Among the chromosomal abnormalities, sexual chromosomal abnormalities were found in some cases, and klinefelter syndrome with 2. The mosaic xxy syndrome occurs only after conception from a mistake in cell division stewart. It results from an unequal sharing of sex chromosomes soon after fertilization. While about 2% of all infertile men have a congenital chromosomal aberration, among men with azoospermia the figure reaches 15% schmid and schmidtke 1983. However, males with klinefelters syndrome have an extra x chromosome 47xxy and therefore a total of 47 chromosomes. Klinefelter syndrome genetic and rare diseases information.

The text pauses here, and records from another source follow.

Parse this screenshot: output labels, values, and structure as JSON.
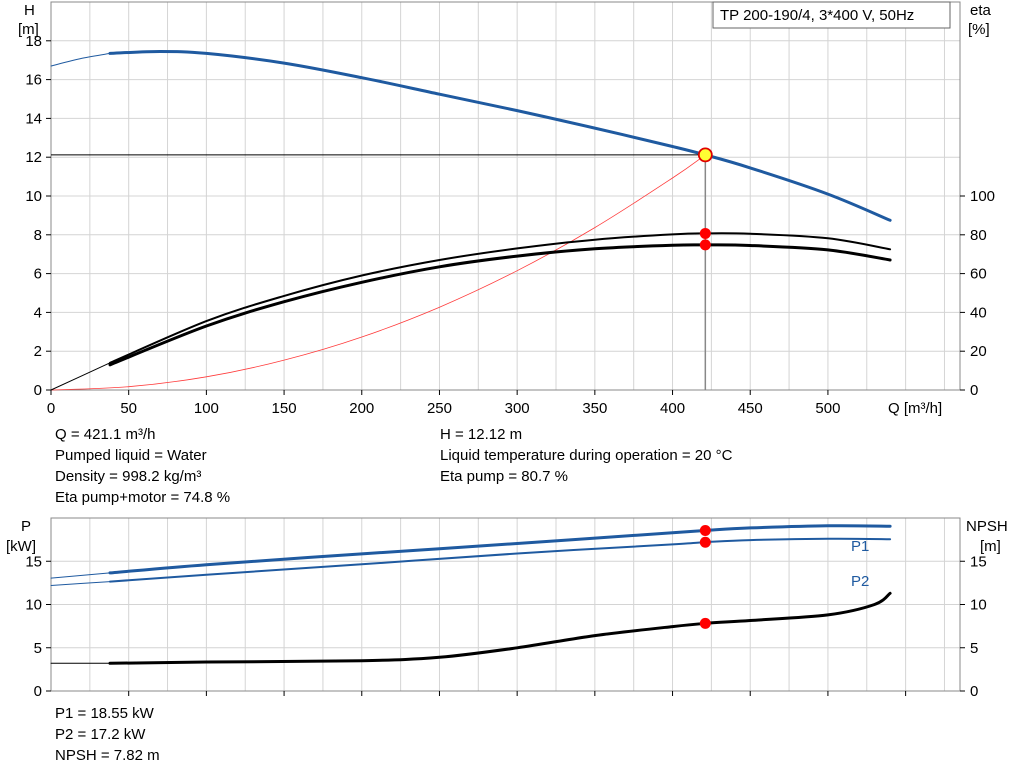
{
  "chart_data": [
    {
      "type": "line",
      "name": "head-eta-chart",
      "title": "TP 200-190/4, 3*400 V, 50Hz",
      "xlabel": "Q [m³/h]",
      "ylabel": "H",
      "ylabel_unit": "[m]",
      "y2label": "eta",
      "y2label_unit": "[%]",
      "xlim": [
        0,
        585
      ],
      "ylim": [
        0,
        20
      ],
      "y2lim": [
        0,
        200
      ],
      "xticks": [
        0,
        50,
        100,
        150,
        200,
        250,
        300,
        350,
        400,
        450,
        500
      ],
      "yticks": [
        0,
        2,
        4,
        6,
        8,
        10,
        12,
        14,
        16,
        18
      ],
      "y2ticks": [
        0,
        20,
        40,
        60,
        80,
        100
      ],
      "grid": true,
      "series": [
        {
          "key": "head_ext",
          "axis": "left",
          "color": "#1f5aa0",
          "width": 1,
          "x": [
            0,
            20,
            38
          ],
          "y": [
            16.7,
            17.1,
            17.35
          ]
        },
        {
          "key": "head",
          "axis": "left",
          "color": "#1f5aa0",
          "width": 3,
          "x": [
            38,
            70,
            100,
            150,
            200,
            250,
            300,
            350,
            400,
            421.1,
            450,
            500,
            540
          ],
          "y": [
            17.35,
            17.45,
            17.35,
            16.85,
            16.1,
            15.25,
            14.4,
            13.5,
            12.55,
            12.12,
            11.45,
            10.1,
            8.75
          ]
        },
        {
          "key": "system",
          "axis": "left",
          "color": "#ff3b3b",
          "width": 0.8,
          "x": [
            0,
            50,
            100,
            150,
            200,
            250,
            300,
            350,
            400,
            421.1
          ],
          "y": [
            0,
            0.17,
            0.68,
            1.54,
            2.73,
            4.27,
            6.15,
            8.37,
            10.93,
            12.12
          ]
        },
        {
          "key": "eta_pump_ext",
          "axis": "right",
          "color": "#000000",
          "width": 1,
          "x": [
            0,
            38
          ],
          "y": [
            0,
            14
          ]
        },
        {
          "key": "eta_pump",
          "axis": "right",
          "color": "#000000",
          "width": 2,
          "x": [
            38,
            100,
            150,
            200,
            250,
            300,
            350,
            400,
            421.1,
            450,
            500,
            540
          ],
          "y": [
            14,
            35.5,
            48.5,
            59,
            67,
            73,
            77.5,
            80.2,
            80.7,
            80.5,
            78.2,
            72.5
          ]
        },
        {
          "key": "eta_total",
          "axis": "right",
          "color": "#000000",
          "width": 3,
          "x": [
            38,
            100,
            150,
            200,
            250,
            300,
            350,
            400,
            421.1,
            450,
            500,
            540
          ],
          "y": [
            13,
            33,
            45.5,
            55.5,
            63.5,
            69,
            72.8,
            74.6,
            74.8,
            74.5,
            72.2,
            67
          ]
        }
      ],
      "operating_point": {
        "x": 421.1,
        "y": 12.12
      },
      "markers": [
        {
          "axis": "right",
          "x": 421.1,
          "y": 80.7
        },
        {
          "axis": "right",
          "x": 421.1,
          "y": 74.8
        }
      ]
    },
    {
      "type": "line",
      "name": "power-npsh-chart",
      "xlabel": "",
      "ylabel": "P",
      "ylabel_unit": "[kW]",
      "y2label": "NPSH",
      "y2label_unit": "[m]",
      "xlim": [
        0,
        585
      ],
      "ylim": [
        0,
        20
      ],
      "y2lim": [
        0,
        20
      ],
      "yticks": [
        0,
        5,
        10,
        15
      ],
      "y2ticks": [
        0,
        5,
        10,
        15
      ],
      "grid": true,
      "series": [
        {
          "key": "p1_ext",
          "axis": "left",
          "color": "#1f5aa0",
          "width": 1,
          "x": [
            0,
            38
          ],
          "y": [
            13.05,
            13.65
          ]
        },
        {
          "key": "p1",
          "name": "P1",
          "axis": "left",
          "color": "#1f5aa0",
          "width": 3,
          "x": [
            38,
            100,
            200,
            300,
            400,
            421.1,
            450,
            500,
            540
          ],
          "y": [
            13.65,
            14.6,
            15.85,
            17.05,
            18.3,
            18.55,
            18.85,
            19.1,
            19.05
          ]
        },
        {
          "key": "p2_ext",
          "axis": "left",
          "color": "#1f5aa0",
          "width": 1,
          "x": [
            0,
            38
          ],
          "y": [
            12.2,
            12.65
          ]
        },
        {
          "key": "p2",
          "name": "P2",
          "axis": "left",
          "color": "#1f5aa0",
          "width": 2,
          "x": [
            38,
            100,
            200,
            300,
            400,
            421.1,
            450,
            500,
            540
          ],
          "y": [
            12.65,
            13.45,
            14.65,
            15.9,
            16.95,
            17.2,
            17.45,
            17.6,
            17.55
          ]
        },
        {
          "key": "npsh_ext",
          "axis": "right",
          "color": "#000000",
          "width": 1,
          "x": [
            0,
            38
          ],
          "y": [
            3.2,
            3.2
          ]
        },
        {
          "key": "npsh",
          "axis": "right",
          "color": "#000000",
          "width": 3,
          "x": [
            38,
            100,
            200,
            250,
            300,
            350,
            400,
            421.1,
            450,
            500,
            530,
            540
          ],
          "y": [
            3.2,
            3.35,
            3.5,
            3.9,
            5.0,
            6.4,
            7.45,
            7.82,
            8.15,
            8.8,
            10.0,
            11.3
          ]
        }
      ],
      "markers": [
        {
          "axis": "left",
          "x": 421.1,
          "y": 18.55
        },
        {
          "axis": "left",
          "x": 421.1,
          "y": 17.2
        },
        {
          "axis": "right",
          "x": 421.1,
          "y": 7.82
        }
      ]
    }
  ],
  "results": {
    "q": "Q = 421.1 m³/h",
    "liquid": "Pumped liquid = Water",
    "density": "Density = 998.2 kg/m³",
    "eta_total": "Eta pump+motor = 74.8 %",
    "h": "H = 12.12 m",
    "temperature": "Liquid temperature during operation = 20 °C",
    "eta_pump": "Eta pump = 80.7 %",
    "p1": "P1 = 18.55 kW",
    "p2": "P2 = 17.2 kW",
    "npsh": "NPSH = 7.82 m"
  }
}
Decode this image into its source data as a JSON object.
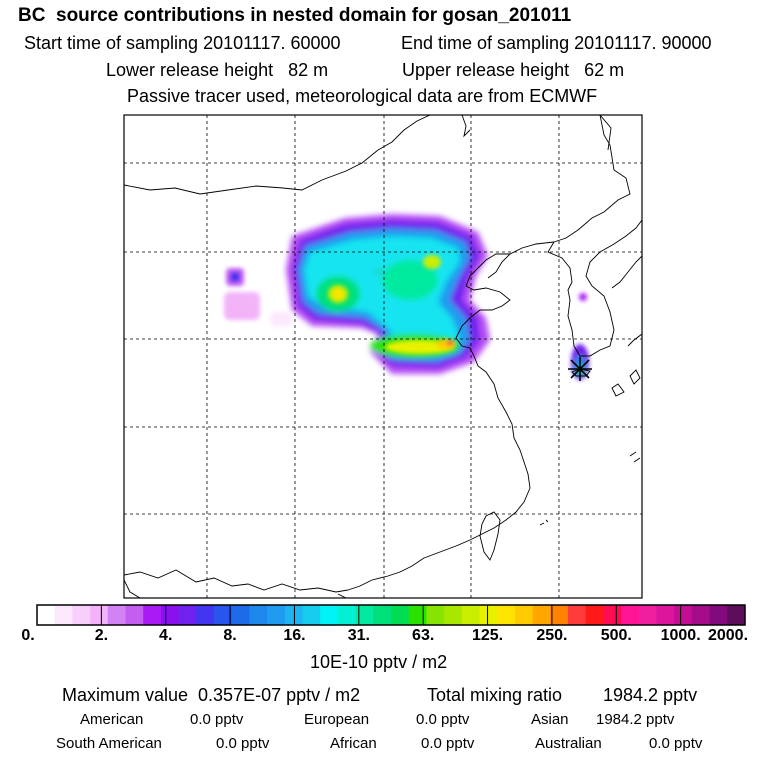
{
  "header": {
    "title": "BC  source contributions in nested domain for gosan_201011",
    "start_time": "Start time of sampling 20101117. 60000",
    "end_time": "End time of sampling 20101117. 90000",
    "lower_release": "Lower release height   82 m",
    "upper_release": "Upper release height   62 m",
    "tracer_note": "Passive tracer used, meteorological data are from ECMWF"
  },
  "colorbar": {
    "tick_labels": [
      "0.",
      "2.",
      "4.",
      "8.",
      "16.",
      "31.",
      "63.",
      "125.",
      "250.",
      "500.",
      "1000.",
      "2000."
    ],
    "colors": [
      "#ffffff",
      "#fce8fd",
      "#f8cffb",
      "#f2b3f9",
      "#d382f5",
      "#c45ef3",
      "#a91bf5",
      "#8a10f0",
      "#6f22ee",
      "#4336f0",
      "#2855ee",
      "#1f6ae8",
      "#1d88ec",
      "#1f9cef",
      "#1eb3f1",
      "#16cdf0",
      "#00f3f5",
      "#03f0d4",
      "#02ea9f",
      "#00e07a",
      "#00dd55",
      "#2ae200",
      "#86e400",
      "#a8e800",
      "#cbed00",
      "#e8f200",
      "#ffe400",
      "#ffca00",
      "#ffa600",
      "#ff8200",
      "#ff3b3b",
      "#ff1919",
      "#ff0d52",
      "#ff1493",
      "#f01fa0",
      "#dd159c",
      "#c30e94",
      "#a50c8c",
      "#830a7d",
      "#5c0e5c"
    ],
    "units": "10E-10 pptv / m2"
  },
  "summary": {
    "max_value": "Maximum value  0.357E-07 pptv / m2",
    "total_mixing_label": "Total mixing ratio",
    "total_mixing_value": "1984.2 pptv",
    "regions": [
      {
        "name": "American",
        "value": "0.0 pptv"
      },
      {
        "name": "European",
        "value": "0.0 pptv"
      },
      {
        "name": "Asian",
        "value": "1984.2 pptv"
      },
      {
        "name": "South American",
        "value": "0.0 pptv"
      },
      {
        "name": "African",
        "value": "0.0 pptv"
      },
      {
        "name": "Australian",
        "value": "0.0 pptv"
      }
    ]
  }
}
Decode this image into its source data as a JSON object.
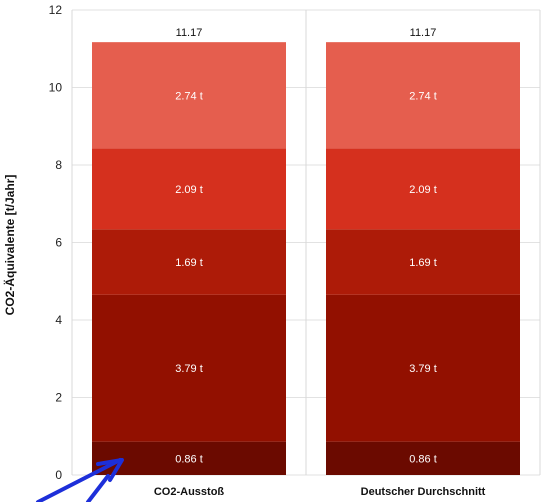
{
  "chart_data": {
    "type": "bar",
    "stacked": true,
    "categories": [
      "CO2-Ausstoß",
      "Deutscher Durchschnitt"
    ],
    "ylabel": "CO2-Äquivalente [t/Jahr]",
    "ylim": [
      0,
      12
    ],
    "yticks": [
      "0",
      "2",
      "4",
      "6",
      "8",
      "10",
      "12"
    ],
    "grid": true,
    "totals": [
      "11.17",
      "11.17"
    ],
    "series": [
      {
        "values": [
          0.86,
          0.86
        ],
        "labels": [
          "0.86 t",
          "0.86 t"
        ],
        "color": "#6b0a00"
      },
      {
        "values": [
          3.79,
          3.79
        ],
        "labels": [
          "3.79 t",
          "3.79 t"
        ],
        "color": "#921000"
      },
      {
        "values": [
          1.69,
          1.69
        ],
        "labels": [
          "1.69 t",
          "1.69 t"
        ],
        "color": "#ad1b08"
      },
      {
        "values": [
          2.09,
          2.09
        ],
        "labels": [
          "2.09 t",
          "2.09 t"
        ],
        "color": "#d5301e"
      },
      {
        "values": [
          2.74,
          2.74
        ],
        "labels": [
          "2.74 t",
          "2.74 t"
        ],
        "color": "#e55e4e"
      }
    ]
  },
  "annotation": {
    "color": "#1d2fd9"
  }
}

Trisomy 21, also referred to as downs syndrome, is a chromosomal aberration characterized by the presence of an additional chromosome 21. By the late 1950s, researchers discovered that men with this group of. Klinefelters syndrome is a genetic disorder found in males and affects male sexual development. Pdf case of klinefelters syndrome in an 18 year old male. Klinefelter s syndrome is a chromosomal abnormality resulting in hypogonadism. Klinefelter syndrome is a chromosomal disorder that affects only males. However, within populations there can be found abnormalities involving the structure or number of chromosomes. Klinefelters syndrome is a numeric sex chromosome aberration 47,xxy caused by meiotic nondisjunction.
Turner and klinefelter syndromes are the most common chromosome abnormalities compatible with life. Klinefelter syndrome may adversely affect testicular growth, resulting in smaller than normal testicles, which can lead to lower production of testosterone. Klinefelter syndrome ks is a common male chromosomal dis order 47. Most commonly, affected individuals are taller than average are unable to father biological children infertile. Klinefelter syndrome is a chromosomal abnormality characterized in 80% of cases by a set of chromosomes 47 xxy and 20% from xxxy karyotype, xxyy or frameworks such as mosaicism 47xxy46xx, 47xxy46xy, etc despite chromosome damage, in a female genotype, the y chromosome would prevail, leading to the male phenotype. Chromosomal variants in klinefelter syndrome fulltext sexual. The syndrome in which individual somatic cell contains three sex chromosome xxx is called. In normal course of celldivision cycle, the chromosomes duplicate and segregate in an orderly manner. Patau syndrome, klinefelter syndrome, edwards syndrome, down syndrome, xxy, trisomy 21, trisomy 18, trisomy. Klinefelters syndrome is caused by an extra x chromosome and affects only males. Autosomal aberrations that are frequently observed are trisomy patau syndrome, trisomy 18 edwards syndrome, and the most common and widely recognized chromosomal aberration, trisomy 21 down syndrome.
In 1942, klinefelter et al published a report describing nine men with a constellation of features. The sequence of gene loci in the chromosome also maintains an. The numerical chromosome aberrations in klinefelters syndrome arise by. Klinefelter s syndrome ks was first described in 1942 klinefelter et al. The chromosome set of a species remains relatively stable over long periods of time.